En esta nueva actualización voy a cambiar las cortas líneas del verso por un relato corto, maravilloso, de
 Julio Cortázar.
 Había
 empezado a leer la novela unos días antes. La abandonó por negocios 
urgentes, volvió a abrirla cuando regresaba en tren a la finca; se 
dejaba interesar lentamente por la trama, por el dibujo de los 
personajes. Esa tarde, después de escribir una carta a su apoderado y 
discutir con el mayordomo una cuestión de aparcerías volvió al libro en 
la tranquilidad del estudio que miraba hacia el parque de los robles. 
Arrellanado en su sillón favorito de espaldas a la puerta que lo hubiera
 molestado como una irritante posibilidad de intrusiones, dejó que su 
mano izquierda acariciara una y otra vez el terciopelo verde y se puso a
 leer los últimos capítulos. Su memoria retenía sin esfuerzo los nombres
 y las imágenes de los protagonistas; la ilusión novelesca lo ganó casi 
en seguida. Gozaba del placer casi perverso de irse desgajando línea a 
línea de lo que lo rodeaba, y sentir a la vez que su cabeza descansaba 
cómodamente en el terciopelo del alto respaldo, que los cigarrillos 
seguían al alcance de la mano, que más allá de los ventanales danzaba el
 aire del atardecer bajo los robles. Palabra a palabra, absorbido por la
 sórdida disyuntiva de los héroes, dejándose ir hacia las imágenes que 
se concertaban y adquirían color y movimiento, fue testigo del último 
encuentro en la cabaña del monte. Primero entraba la mujer, recelosa; 
ahora llegaba el amante, lastimada la cara por el chicotazo de una rama.

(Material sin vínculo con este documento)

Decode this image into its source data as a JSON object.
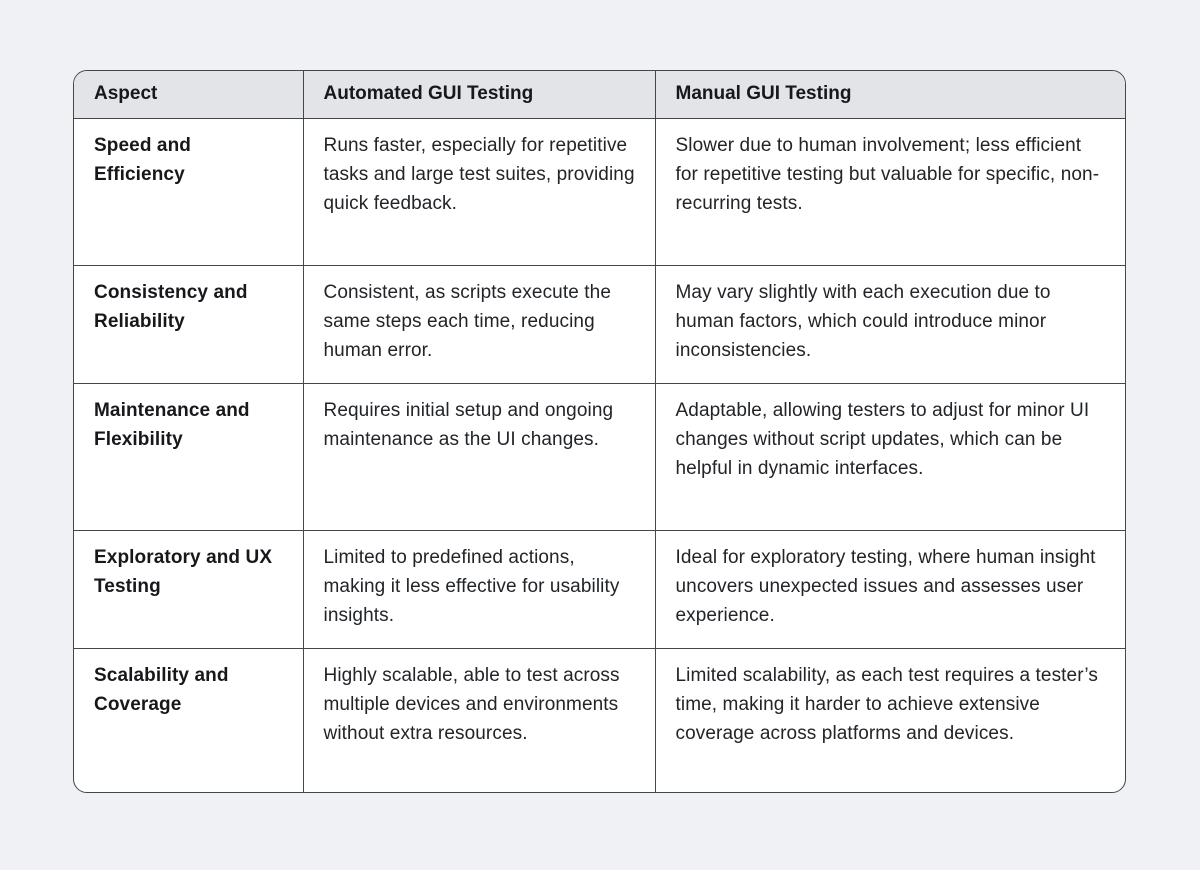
{
  "table": {
    "columns": [
      "Aspect",
      "Automated GUI Testing",
      "Manual GUI Testing"
    ],
    "rows": [
      {
        "aspect": "Speed and Efficiency",
        "automated": "Runs faster, especially for repetitive tasks and large test suites, providing quick feedback.",
        "manual": "Slower due to human involvement; less efficient for repetitive testing but valuable for specific, non-recurring tests."
      },
      {
        "aspect": "Consistency and Reliability",
        "automated": "Consistent, as scripts execute the same steps each time, reducing human error.",
        "manual": "May vary slightly with each execution due to human factors, which could introduce minor inconsistencies."
      },
      {
        "aspect": "Maintenance and Flexibility",
        "automated": "Requires initial setup and ongoing maintenance as the UI changes.",
        "manual": "Adaptable, allowing testers to adjust for minor UI changes without script updates, which can be helpful in dynamic interfaces."
      },
      {
        "aspect": "Exploratory and UX Testing",
        "automated": "Limited to predefined actions, making it less effective for usability insights.",
        "manual": "Ideal for exploratory testing, where human insight uncovers unexpected issues and assesses user experience."
      },
      {
        "aspect": "Scalability and Coverage",
        "automated": "Highly scalable, able to test across multiple devices and environments without extra resources.",
        "manual": "Limited scalability, as each test requires a tester’s time, making it harder to achieve extensive coverage across platforms and devices."
      }
    ]
  },
  "colors": {
    "page_background": "#eff1f4",
    "table_background": "#ffffff",
    "header_background": "#e2e4e7",
    "border": "#43464b",
    "text": "#212428"
  }
}
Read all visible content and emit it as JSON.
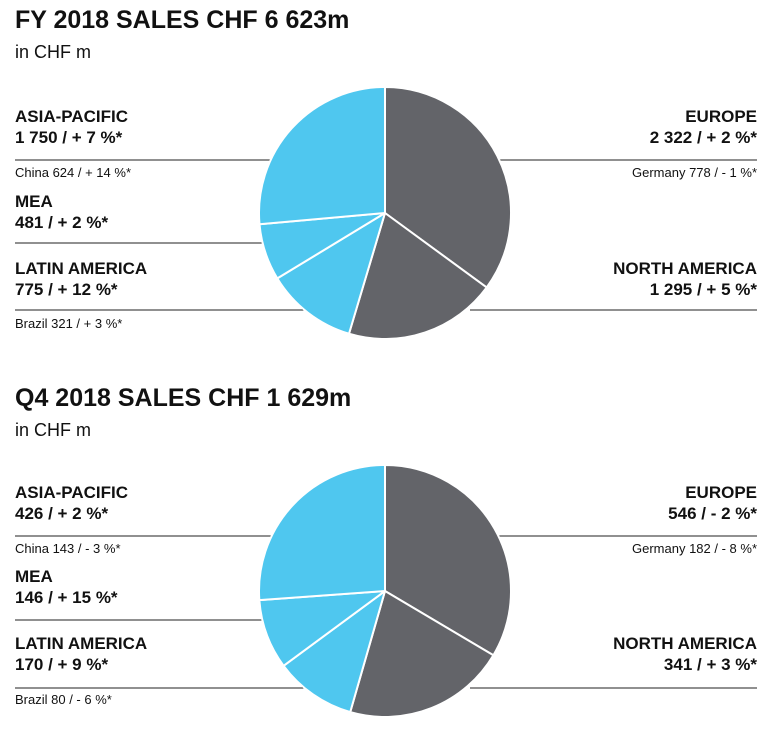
{
  "chart_data": [
    {
      "type": "pie",
      "title": "FY 2018 SALES CHF 6 623m",
      "subtitle": "in CHF m",
      "slices": [
        {
          "label": "EUROPE",
          "value": 2322,
          "change": "+ 2 %*",
          "display": "2 322 / + 2 %*",
          "detail": "Germany 778 / - 1 %*",
          "color": "#636469"
        },
        {
          "label": "NORTH AMERICA",
          "value": 1295,
          "change": "+ 5 %*",
          "display": "1 295 / + 5 %*",
          "detail": "",
          "color": "#636469"
        },
        {
          "label": "LATIN AMERICA",
          "value": 775,
          "change": "+ 12 %*",
          "display": "775 / + 12 %*",
          "detail": "Brazil 321 / + 3 %*",
          "color": "#4fc7ef"
        },
        {
          "label": "MEA",
          "value": 481,
          "change": "+ 2 %*",
          "display": "481 / + 2 %*",
          "detail": "",
          "color": "#4fc7ef"
        },
        {
          "label": "ASIA-PACIFIC",
          "value": 1750,
          "change": "+ 7 %*",
          "display": "1 750 / + 7 %*",
          "detail": "China 624 / + 14 %*",
          "color": "#4fc7ef"
        }
      ]
    },
    {
      "type": "pie",
      "title": "Q4 2018 SALES CHF 1 629m",
      "subtitle": "in CHF m",
      "slices": [
        {
          "label": "EUROPE",
          "value": 546,
          "change": "- 2 %*",
          "display": "546 / - 2 %*",
          "detail": "Germany 182 / - 8 %*",
          "color": "#636469"
        },
        {
          "label": "NORTH AMERICA",
          "value": 341,
          "change": "+ 3 %*",
          "display": "341 / + 3 %*",
          "detail": "",
          "color": "#636469"
        },
        {
          "label": "LATIN AMERICA",
          "value": 170,
          "change": "+ 9 %*",
          "display": "170 / + 9 %*",
          "detail": "Brazil 80 / - 6 %*",
          "color": "#4fc7ef"
        },
        {
          "label": "MEA",
          "value": 146,
          "change": "+ 15 %*",
          "display": "146 / + 15 %*",
          "detail": "",
          "color": "#4fc7ef"
        },
        {
          "label": "ASIA-PACIFIC",
          "value": 426,
          "change": "+ 2 %*",
          "display": "426 / + 2 %*",
          "detail": "China 143 / - 3 %*",
          "color": "#4fc7ef"
        }
      ]
    }
  ]
}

 Admirablemente restallaba ella la sangre con sus besos, pero él 
rechazaba las caricias, no había venido para repetir las ceremonias de 
una pasión secreta, protegida por un mundo de hojas secas y senderos 
furtivos. El puñal se entibiaba contra su pecho, y debajo latía la 
libertad agazapada. Un diálogo anhelante corría por las páginas como un 
arroyo de serpientes, y se sentía que todo estaba decidido desde 
siempre. Hasta esas caricias que enredaban el cuerpo del amante como 
queriendo retenerlo y disuadirlo, dibujaban abominablemente la figura de
 otro cuerpo que era necesario destruir. Nada había sido olvidado: 
coartadas, azares, posibles errores. A partir de esa hora cada instante 
tenía su empleo minuciosamente atribuido. El doble repaso despiadado se 
interrumpía apenas para que una mano acariciara una mejilla. Empezaba a 
anochecer.
     Sin mirarse ya, atados rígidamente a la tarea que los
 esperaba, se separaron en la puerta de la cabaña. Ella debía seguir por
 la senda que iba al norte. Desde la senda opuesta él se volvió un 
instante para verla correr con el pelo suelto. Corrió a su vez, 
parapetándose en los árboles y los setos, hasta distinguir en la bruma 
malva del crepúsculo la alameda que llevaba a la casa. Los perros no 
debían ladrar, y no ladraron. El mayordomo no estaría a esa hora, y no 
estaba. Subió los tres peldaños del porche y entró. Desde la sangre 
galopando en sus oídos le llegaban las palabras de la mujer: primero una
 sala azul, después una galería, una escalera alfombrada. En lo alto, 
dos puertas. Nadie en la primera habitación, nadie en la segunda. La 
puerta del salón, y entonces el puñal en la mano. la luz de los 
ventanales, el alto respaldo de un sillón de terciopelo verde, la cabeza
 del hombre en el sillón leyendo una novela.